To use the "send to MongoDB" features you need to configure your config.yaml file. A config.yaml.example files is provided as a starting point.

# Configure database environments
# Required fields are: server, port, database, collection

development:
  server:     devmongo
  port:       27017
  database:   nessus
  collection: scans

production:
  server:     mongo
  port:       27017
  database:   nessus
  collection: scans

Sending data to MongoDB

On the command line you can use the --mongo <database> flag to specify one of the databases defined in config.yaml. Optionally, you can tag the scan data with one or more tags. Syntax is --tag tag1,tag2,tag3. Tags need to be separated by commas, with no spaces.

Data Structure

MongoDB is a NoSQL database that enforces no document structure. Documents are stored as JSON objects. For Ruby, this means that we use hashes. Our structure is a scan holds many hosts that have embedded events. Our MongoDB collection (I recommend calling this "scans") holds documents that represent hosts. These host documents have an array of embedded documents that represent scan events.

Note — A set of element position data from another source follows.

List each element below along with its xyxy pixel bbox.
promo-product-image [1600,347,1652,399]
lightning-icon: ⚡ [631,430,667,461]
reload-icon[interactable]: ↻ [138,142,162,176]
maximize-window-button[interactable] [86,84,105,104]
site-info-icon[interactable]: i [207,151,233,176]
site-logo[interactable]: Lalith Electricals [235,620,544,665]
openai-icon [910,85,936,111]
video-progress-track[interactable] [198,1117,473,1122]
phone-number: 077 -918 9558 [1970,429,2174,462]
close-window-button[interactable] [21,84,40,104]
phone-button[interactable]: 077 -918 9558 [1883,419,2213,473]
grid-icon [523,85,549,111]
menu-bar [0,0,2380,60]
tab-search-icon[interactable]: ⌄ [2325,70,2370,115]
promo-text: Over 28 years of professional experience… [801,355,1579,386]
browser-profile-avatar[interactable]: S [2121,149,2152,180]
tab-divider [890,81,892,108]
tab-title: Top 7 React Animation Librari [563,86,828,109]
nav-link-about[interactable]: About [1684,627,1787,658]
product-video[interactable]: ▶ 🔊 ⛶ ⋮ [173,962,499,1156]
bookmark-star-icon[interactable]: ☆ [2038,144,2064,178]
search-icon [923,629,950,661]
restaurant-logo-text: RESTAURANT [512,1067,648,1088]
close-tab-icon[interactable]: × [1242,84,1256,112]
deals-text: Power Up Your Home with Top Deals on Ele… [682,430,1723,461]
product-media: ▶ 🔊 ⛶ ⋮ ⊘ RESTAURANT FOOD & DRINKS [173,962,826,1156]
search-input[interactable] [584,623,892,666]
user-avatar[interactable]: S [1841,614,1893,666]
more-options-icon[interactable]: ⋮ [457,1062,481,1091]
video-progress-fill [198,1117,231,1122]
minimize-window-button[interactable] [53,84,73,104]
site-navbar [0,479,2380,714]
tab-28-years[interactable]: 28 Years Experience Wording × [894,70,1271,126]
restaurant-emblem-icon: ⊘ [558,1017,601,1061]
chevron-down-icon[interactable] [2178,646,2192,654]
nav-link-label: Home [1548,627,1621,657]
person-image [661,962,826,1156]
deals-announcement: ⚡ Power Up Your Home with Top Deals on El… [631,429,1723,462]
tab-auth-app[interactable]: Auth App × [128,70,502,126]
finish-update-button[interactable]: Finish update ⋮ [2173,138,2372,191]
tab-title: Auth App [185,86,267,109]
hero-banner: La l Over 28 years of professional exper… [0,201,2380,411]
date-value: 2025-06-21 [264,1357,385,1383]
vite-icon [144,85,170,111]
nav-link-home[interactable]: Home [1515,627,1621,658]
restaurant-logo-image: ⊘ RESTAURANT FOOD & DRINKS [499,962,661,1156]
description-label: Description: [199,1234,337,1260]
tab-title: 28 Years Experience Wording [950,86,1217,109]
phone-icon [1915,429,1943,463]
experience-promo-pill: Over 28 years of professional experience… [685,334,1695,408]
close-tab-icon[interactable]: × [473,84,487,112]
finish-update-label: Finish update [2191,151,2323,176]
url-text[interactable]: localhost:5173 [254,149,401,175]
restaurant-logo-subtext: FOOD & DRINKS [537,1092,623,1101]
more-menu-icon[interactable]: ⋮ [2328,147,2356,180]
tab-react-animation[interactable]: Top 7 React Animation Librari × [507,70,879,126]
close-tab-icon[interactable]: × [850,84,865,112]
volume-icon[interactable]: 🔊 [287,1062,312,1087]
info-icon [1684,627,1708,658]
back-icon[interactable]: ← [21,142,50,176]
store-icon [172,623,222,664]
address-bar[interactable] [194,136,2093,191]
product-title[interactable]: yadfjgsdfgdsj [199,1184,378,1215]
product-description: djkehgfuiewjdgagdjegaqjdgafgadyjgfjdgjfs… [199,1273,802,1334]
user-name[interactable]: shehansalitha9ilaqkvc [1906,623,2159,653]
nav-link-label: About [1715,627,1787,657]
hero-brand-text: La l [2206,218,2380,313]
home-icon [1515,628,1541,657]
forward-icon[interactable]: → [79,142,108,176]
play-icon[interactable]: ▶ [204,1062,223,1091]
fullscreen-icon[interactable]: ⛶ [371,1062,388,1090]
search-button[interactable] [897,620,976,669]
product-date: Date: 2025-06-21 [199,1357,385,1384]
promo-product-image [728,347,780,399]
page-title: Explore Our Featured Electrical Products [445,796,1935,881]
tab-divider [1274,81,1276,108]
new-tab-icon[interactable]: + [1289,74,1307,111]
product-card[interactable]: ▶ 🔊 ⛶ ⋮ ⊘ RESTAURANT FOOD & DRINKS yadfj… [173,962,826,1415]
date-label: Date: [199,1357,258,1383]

Doesn't this denormalize my data?

Yes. Nessus events are generated by plugins. One plugin may generate multiple events. Trying to reference event data from scan data is difficult (and I'm not sure it's worth the effort) because I can't find any documentation on what makes an event unique . If you have an idea on how to do this let me know.

Querying Data

MongoDB has excellent documentation on queries. Also, we have some example queries that may help get you started. If you're putting any meaningful amount of data into MongoDB you are going to want to create some indexes. Here are some ideas to get you started.

Example

$ ./nessus-analyzer.rb -f report.nessus -d development -t web,dev

Sends data from the report.nessus file to the development database and tag it with web and dev tags.

Why MongoDB?

It has a Ruby driver. The docs are great. We already had one at work.